Crank argumentation

Arguing with cranks can be an extremely frustrating experience, which is why I don’t do it very often anymore except on my terms on this blog. Yes, I did cut my skeptical teeth, so to speak, for several years doing just that in the totally unmoderated and wild free-for-all known as Usenet before I dipped my toe into the blogosphere on a whim one cold December afternoon, but these days blogging has gotten me far more satisfaction, visibility, and influence than I could ever have dreamed possible.

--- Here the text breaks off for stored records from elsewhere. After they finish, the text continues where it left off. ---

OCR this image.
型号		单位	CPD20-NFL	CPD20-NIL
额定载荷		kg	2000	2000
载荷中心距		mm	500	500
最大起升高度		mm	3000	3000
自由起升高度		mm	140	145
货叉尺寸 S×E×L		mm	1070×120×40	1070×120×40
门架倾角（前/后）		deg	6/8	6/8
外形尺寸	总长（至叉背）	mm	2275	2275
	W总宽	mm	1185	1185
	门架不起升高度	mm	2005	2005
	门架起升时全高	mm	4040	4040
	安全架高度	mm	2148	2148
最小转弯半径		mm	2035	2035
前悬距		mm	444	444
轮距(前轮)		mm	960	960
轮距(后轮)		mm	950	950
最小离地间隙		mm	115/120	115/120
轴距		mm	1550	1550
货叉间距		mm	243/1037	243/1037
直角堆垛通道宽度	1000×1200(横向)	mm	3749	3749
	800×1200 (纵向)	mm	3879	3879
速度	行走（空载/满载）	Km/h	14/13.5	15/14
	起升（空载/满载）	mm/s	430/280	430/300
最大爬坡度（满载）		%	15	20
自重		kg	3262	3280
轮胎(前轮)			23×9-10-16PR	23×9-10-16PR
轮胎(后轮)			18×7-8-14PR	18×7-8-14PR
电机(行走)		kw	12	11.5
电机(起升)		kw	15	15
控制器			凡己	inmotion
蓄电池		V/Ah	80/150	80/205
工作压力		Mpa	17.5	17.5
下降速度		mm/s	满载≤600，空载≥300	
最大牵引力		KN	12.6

Consequently, I rarely visit my old stomping grounds anymore.

If you want to see the difference between how I handle dissent on my own blog and how cranks handle dissent on their forums, though, check out Andrew Mathis’ post on Holocaust Controversies about trying to debate on the Holocaust denier forum Committee for Open Debate on the Holocaust (CODOH), entitled The Typical CODOH Debate, Or: How I Learned to Stop Worrying and Love the Idiots of the Führerbunker, a playlet by the Rev. Dr. Andrew E. Mathis, Ph.D., ULC, J.E.W.. (“J.E.W.”? Nice touch.) It’s a spot-on short demonstration of how a typical Holocaust denier “discussion forum” works.

Come to think of it, subtract the anti-Semitism and that’s just how alternative medicine advocates “win” such debates on CureZone, which has also been reported to censor and ban skeptics who have the temerity to persist in pointing out woo when they see it. You’ll note that here dissent is tolerated, even to the point of perhaps being tolerated too much, and only one commenter has ever been banned in the nearly three year history of this blog.

Andrew’s also written another good article that focuses on how Holocaust deniers abuse semantics in their attempts at denial. It’s eerie how much denier tactics can be generalized. I found myself thinking while reading this article about just how much these rhetorical devices resemble those of 9/11 Truthers, quacks, and “intelligent design” creationists.